After midnight, however, my opportunity came.
First getting rid of a horrible person, who would persist in following Min about under the false pretence that his name was on her card for several of the after-supper dances—an assertion I knew to be ridiculously unfounded; for, I had taken care to place my own name down for as many as Min would give me, and, all the latter ones I had appropriated also without asking her permission, thinking that when that happy time arrived, she would not be very hard on me for my presumption; nor was she.
Extinguishing the interloper—some people have such blindness of mental vision, that they never can see when they are not wanted!—I managed at length to open proceedings.
It was while in a quadrille that I began referring to the agonised state of my mind, and explained the mental suffering I then was experiencing.

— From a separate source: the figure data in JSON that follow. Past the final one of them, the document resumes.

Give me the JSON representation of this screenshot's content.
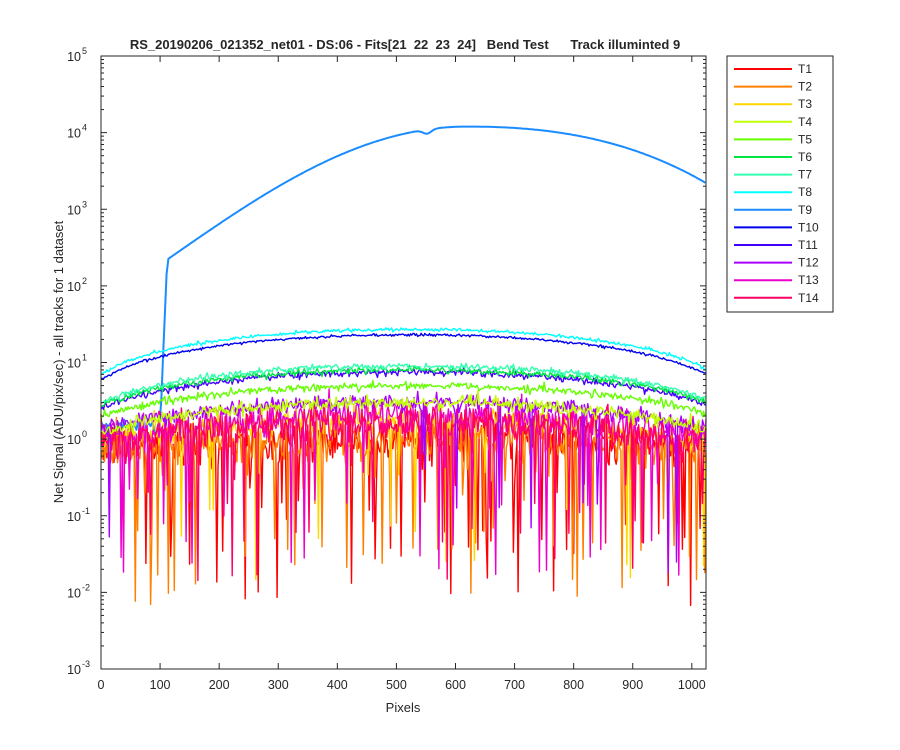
{
  "chart_data": {
    "type": "line",
    "title": "RS_20190206_021352_net01 - DS:06 - Fits[21  22  23  24]   Bend Test      Track illuminted 9",
    "xlabel": "Pixels",
    "ylabel": "Net Signal (ADU/pix/sec) - all tracks for 1 dataset",
    "xlim": [
      0,
      1024
    ],
    "ylim": [
      0.001,
      100000
    ],
    "yscale": "log",
    "grid": false,
    "legend_position": "outside-top-right",
    "x_ticks": [
      "0",
      "100",
      "200",
      "300",
      "400",
      "500",
      "600",
      "700",
      "800",
      "900",
      "1000"
    ],
    "y_tick_exponents": [
      "-3",
      "-2",
      "-1",
      "0",
      "1",
      "2",
      "3",
      "4",
      "5"
    ],
    "y_tick_base": "10",
    "series": [
      {
        "name": "T1",
        "color": "#ff0000",
        "kind": "noise",
        "peak": 1.0,
        "edge": 0.8,
        "noise": 0.35,
        "dipProb": 0.1
      },
      {
        "name": "T2",
        "color": "#ff7f00",
        "kind": "noise",
        "peak": 1.0,
        "edge": 0.7,
        "noise": 0.35,
        "dipProb": 0.08
      },
      {
        "name": "T3",
        "color": "#ffd700",
        "kind": "noise",
        "peak": 1.8,
        "edge": 0.9,
        "noise": 0.22,
        "dipProb": 0.05
      },
      {
        "name": "T4",
        "color": "#bfff00",
        "kind": "noise",
        "peak": 3.0,
        "edge": 1.2,
        "noise": 0.1,
        "dipProb": 0.0
      },
      {
        "name": "T5",
        "color": "#66ff00",
        "kind": "noise",
        "peak": 5.0,
        "edge": 2.0,
        "noise": 0.06,
        "dipProb": 0.0
      },
      {
        "name": "T6",
        "color": "#00e640",
        "kind": "noise",
        "peak": 8.0,
        "edge": 2.8,
        "noise": 0.05,
        "dipProb": 0.0
      },
      {
        "name": "T7",
        "color": "#33ffb0",
        "kind": "noise",
        "peak": 9.0,
        "edge": 3.0,
        "noise": 0.05,
        "dipProb": 0.0
      },
      {
        "name": "T8",
        "color": "#00ffff",
        "kind": "noise",
        "peak": 27.0,
        "edge": 7.0,
        "noise": 0.025,
        "dipProb": 0.0
      },
      {
        "name": "T9",
        "color": "#1a8cff",
        "kind": "main",
        "startX": 100,
        "startY": 220,
        "peak": 12000,
        "peakX": 620,
        "endY": 2200,
        "dipX": 552,
        "dipDepth": 0.12
      },
      {
        "name": "T10",
        "color": "#0000ee",
        "kind": "noise",
        "peak": 23.0,
        "edge": 6.0,
        "noise": 0.02,
        "dipProb": 0.0
      },
      {
        "name": "T11",
        "color": "#4400ff",
        "kind": "noise",
        "peak": 7.5,
        "edge": 2.5,
        "noise": 0.05,
        "dipProb": 0.0
      },
      {
        "name": "T12",
        "color": "#aa00ff",
        "kind": "noise",
        "peak": 3.0,
        "edge": 1.3,
        "noise": 0.12,
        "dipProb": 0.02
      },
      {
        "name": "T13",
        "color": "#ee00cc",
        "kind": "noise",
        "peak": 2.0,
        "edge": 1.0,
        "noise": 0.25,
        "dipProb": 0.07
      },
      {
        "name": "T14",
        "color": "#ff0066",
        "kind": "noise",
        "peak": 1.6,
        "edge": 0.9,
        "noise": 0.28,
        "dipProb": 0.07
      }
    ]
  }
}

Min listened attentively, as far as she heard, a warm flush on her dear face and a light sparkling in the deep grey eyes; but, I would defy any lover to plead his cause with due effect in that mazy old cotillon dance, which a love of French nomenclature in the early part of the century, taught us to style “quadrille.”
How can you inform the object of your passion that you adore her, with any becoming effusion of sentiment, when you are chassez-ing and balancez-ing like a human teetotum? How, breathe the words of love; when, ere you have completed your avowal, you have to make a fool of yourself in the “Cavalier seul,” the cynosure of six different pairs of eyes besides those of the girl of your heart? How, tone your voice, sweetly attuned though it may be to Venusian accents, when, one moment, it may be inaudible to her whom you address, through the rampagious gallopading and ladies-chaining of excited quadrillers; and, the next, be so raised in pitch, from the sudden hush that falls on band and dancers alike, between the figures, that your opposite vis-à-vis, and the neighbouring side couples, can hear every syllable of your frantic declaration—much to their amusement and your discomfiture?
You cannot do it, I say.
No, not if you were a Talleyrand in love matters; and, so completely versed in the pathology of the “fitful fever,” as to be able to diagnose it at a glance; besides nursing the patient through all the several stages of the disease—watching every symptom, anticipating each change, bringing the “case,” finally, to a favourable issue!
No, sir, or madam, or mademoiselle, as the case may be; you cannot do it—not in a quadrille, at all events, or I will;—but, no, I won’t bet:—it is wrong to do so, Min told me!
Presently, on the music stopping, I led her to a seat in a quiet corner. “Here”—thought I—“I shall be able to have you to myself without fear of interruption!”